The Shanghai Composite Index slipped below the psychologically significant 4,000-point threshold on Friday, closing at 3,996.16 after a late-afternoon sell-off. While the headline figure suggests a retreat, the day’s trading revealed a complex internal migration of capital rather than a wholesale market exit. Over 3,700 individual stocks actually ended the day higher, creating a rare "index down, stocks up" phenomenon that highlights a sharp divergence in market sentiment.

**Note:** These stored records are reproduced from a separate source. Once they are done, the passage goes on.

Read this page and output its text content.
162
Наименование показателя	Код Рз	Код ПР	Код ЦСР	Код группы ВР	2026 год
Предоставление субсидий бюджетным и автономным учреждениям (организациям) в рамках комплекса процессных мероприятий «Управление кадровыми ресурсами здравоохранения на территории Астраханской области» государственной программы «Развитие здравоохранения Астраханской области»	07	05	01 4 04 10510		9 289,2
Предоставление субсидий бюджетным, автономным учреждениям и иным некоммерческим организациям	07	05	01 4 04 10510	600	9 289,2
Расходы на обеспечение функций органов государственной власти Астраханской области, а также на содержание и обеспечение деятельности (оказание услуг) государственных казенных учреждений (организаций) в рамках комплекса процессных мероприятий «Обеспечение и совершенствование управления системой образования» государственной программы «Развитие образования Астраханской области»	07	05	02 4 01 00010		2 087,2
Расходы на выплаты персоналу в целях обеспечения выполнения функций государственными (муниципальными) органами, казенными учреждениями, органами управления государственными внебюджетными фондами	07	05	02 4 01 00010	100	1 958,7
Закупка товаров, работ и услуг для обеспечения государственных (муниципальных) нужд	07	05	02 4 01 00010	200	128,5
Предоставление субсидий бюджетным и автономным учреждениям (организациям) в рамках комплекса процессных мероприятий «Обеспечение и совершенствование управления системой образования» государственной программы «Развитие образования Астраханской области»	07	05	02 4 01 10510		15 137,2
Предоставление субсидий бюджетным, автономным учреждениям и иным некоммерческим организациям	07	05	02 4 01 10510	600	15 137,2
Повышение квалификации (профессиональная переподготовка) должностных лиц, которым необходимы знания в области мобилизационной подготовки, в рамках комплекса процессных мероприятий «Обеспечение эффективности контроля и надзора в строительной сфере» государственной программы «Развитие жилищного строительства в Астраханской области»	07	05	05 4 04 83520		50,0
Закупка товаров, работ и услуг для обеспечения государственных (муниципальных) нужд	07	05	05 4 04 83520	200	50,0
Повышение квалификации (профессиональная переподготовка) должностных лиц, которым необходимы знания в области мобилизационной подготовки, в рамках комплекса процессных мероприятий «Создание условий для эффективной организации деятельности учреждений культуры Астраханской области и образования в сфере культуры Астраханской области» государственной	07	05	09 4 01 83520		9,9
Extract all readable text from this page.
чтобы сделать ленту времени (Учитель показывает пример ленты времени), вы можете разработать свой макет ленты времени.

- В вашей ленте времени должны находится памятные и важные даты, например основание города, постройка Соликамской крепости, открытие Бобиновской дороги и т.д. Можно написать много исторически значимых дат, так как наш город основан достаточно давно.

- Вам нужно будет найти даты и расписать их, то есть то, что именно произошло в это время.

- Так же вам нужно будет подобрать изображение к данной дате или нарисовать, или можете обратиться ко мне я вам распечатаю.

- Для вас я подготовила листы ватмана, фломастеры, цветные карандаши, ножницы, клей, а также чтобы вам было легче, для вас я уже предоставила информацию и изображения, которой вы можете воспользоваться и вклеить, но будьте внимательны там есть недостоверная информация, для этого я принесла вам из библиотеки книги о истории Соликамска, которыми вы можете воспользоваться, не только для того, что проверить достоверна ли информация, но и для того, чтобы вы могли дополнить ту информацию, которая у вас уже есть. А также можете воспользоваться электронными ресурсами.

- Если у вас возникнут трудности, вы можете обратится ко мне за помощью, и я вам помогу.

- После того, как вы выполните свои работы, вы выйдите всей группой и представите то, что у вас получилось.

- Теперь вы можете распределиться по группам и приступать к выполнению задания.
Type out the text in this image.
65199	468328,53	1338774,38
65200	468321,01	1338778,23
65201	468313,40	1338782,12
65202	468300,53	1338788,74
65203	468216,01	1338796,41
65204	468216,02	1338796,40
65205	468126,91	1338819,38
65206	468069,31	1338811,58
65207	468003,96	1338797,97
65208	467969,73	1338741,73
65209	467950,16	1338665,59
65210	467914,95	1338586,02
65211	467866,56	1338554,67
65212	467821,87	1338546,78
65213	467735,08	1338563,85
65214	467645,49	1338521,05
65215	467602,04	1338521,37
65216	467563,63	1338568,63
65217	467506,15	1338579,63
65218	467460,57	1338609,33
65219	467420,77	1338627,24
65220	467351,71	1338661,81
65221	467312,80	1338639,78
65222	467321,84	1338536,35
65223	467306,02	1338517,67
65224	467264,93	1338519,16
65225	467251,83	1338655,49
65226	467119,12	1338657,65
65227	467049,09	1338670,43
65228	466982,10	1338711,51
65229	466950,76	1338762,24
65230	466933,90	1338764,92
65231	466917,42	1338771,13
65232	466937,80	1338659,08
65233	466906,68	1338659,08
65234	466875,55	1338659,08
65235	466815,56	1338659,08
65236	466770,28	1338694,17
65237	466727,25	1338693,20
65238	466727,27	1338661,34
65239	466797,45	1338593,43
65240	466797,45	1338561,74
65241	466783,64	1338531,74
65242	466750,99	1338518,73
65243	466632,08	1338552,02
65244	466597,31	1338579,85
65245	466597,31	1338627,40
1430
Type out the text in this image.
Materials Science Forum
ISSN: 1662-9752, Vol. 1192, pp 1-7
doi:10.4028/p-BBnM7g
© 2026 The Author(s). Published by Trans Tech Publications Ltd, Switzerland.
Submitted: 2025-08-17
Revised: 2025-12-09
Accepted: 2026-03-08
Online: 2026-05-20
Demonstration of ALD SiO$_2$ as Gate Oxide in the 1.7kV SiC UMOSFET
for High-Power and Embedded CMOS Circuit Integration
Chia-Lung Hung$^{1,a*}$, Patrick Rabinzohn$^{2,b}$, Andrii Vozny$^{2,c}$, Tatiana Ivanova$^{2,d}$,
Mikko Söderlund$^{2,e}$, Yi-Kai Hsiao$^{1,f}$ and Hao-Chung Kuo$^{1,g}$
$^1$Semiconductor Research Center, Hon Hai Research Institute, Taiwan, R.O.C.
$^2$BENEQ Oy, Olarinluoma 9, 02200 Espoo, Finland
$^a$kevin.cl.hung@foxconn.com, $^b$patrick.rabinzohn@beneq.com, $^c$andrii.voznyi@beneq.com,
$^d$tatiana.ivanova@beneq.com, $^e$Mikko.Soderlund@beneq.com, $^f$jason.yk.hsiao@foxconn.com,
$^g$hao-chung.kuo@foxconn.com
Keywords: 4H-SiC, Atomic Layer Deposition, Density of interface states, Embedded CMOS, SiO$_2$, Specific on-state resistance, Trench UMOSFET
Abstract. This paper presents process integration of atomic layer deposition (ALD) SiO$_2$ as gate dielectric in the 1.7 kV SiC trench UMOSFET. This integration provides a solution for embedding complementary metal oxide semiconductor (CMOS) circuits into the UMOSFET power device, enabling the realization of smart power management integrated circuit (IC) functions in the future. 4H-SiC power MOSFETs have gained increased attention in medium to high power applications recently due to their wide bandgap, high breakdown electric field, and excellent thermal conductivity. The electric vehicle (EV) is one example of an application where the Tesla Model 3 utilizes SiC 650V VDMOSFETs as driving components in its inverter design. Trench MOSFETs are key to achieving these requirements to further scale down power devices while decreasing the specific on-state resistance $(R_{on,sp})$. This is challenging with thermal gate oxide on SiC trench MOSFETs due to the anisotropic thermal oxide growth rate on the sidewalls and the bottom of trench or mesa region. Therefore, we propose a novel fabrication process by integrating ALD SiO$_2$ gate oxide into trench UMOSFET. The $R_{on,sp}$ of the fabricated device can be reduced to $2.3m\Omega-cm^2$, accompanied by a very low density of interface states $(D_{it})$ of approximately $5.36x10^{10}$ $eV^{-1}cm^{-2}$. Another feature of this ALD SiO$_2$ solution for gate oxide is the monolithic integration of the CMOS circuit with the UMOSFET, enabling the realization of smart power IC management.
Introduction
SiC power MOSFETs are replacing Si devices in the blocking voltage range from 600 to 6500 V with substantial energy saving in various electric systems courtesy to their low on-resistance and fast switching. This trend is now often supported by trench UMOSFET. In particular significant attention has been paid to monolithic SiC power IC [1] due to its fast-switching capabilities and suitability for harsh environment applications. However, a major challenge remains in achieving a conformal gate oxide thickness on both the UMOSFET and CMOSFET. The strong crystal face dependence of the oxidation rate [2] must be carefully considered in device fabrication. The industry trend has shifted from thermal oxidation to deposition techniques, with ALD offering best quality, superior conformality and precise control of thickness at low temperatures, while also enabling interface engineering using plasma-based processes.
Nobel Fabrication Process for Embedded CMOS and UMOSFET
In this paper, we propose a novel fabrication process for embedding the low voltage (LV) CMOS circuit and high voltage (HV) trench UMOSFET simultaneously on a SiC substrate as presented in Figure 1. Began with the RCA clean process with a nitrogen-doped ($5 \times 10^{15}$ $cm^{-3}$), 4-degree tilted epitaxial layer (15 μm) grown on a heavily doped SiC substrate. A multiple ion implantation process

The brunt of the selling pressure hit China’s once-unstoppable technology titans. The Star 50 and ChiNext indices, heavy with semiconductor and telecommunications firms, plummeted as institutional investors moved to lock in gains following a massive AI-driven rally. Market leaders in the chip sector saw significant declines as the market shifted from speculative narrative-driven growth to the cold reality of mid-year earnings verification.
This "tech-exit" provided a windfall for neglected sectors. Defense stocks surged, fueled by news of a successful sea-based recovery of a Long March rocket, while pharmaceutical and consumer discretionary sectors also found favor. Analysts interpret this as a classic "high-to-low" rotation, where liquidity flees overextended valuations in search of defensive moats and undervalued earnings potential.
Despite the index's weakness, trading volume surged to a staggering 3.41 trillion RMB. This massive turnover suggests that the market remains highly liquid, even as the battle for the 4,000-point level intensifies. The suddenness of the tech sell-off underscores a "crowded trade" risk, where institutional pressure to meet performance targets forced a synchronized retreat from high-growth themes.
Looking ahead, the A-share market is likely to remain in a phase of volatile consolidation as it digests these valuation adjustments. Investors are now pivoting toward macro indicators and regulatory signals to gauge the next leg of the cycle. While the AI fever has cooled, the resilience of small- and mid-cap stocks suggests that the broader market floor may be more robust than the falling headline indices initially imply.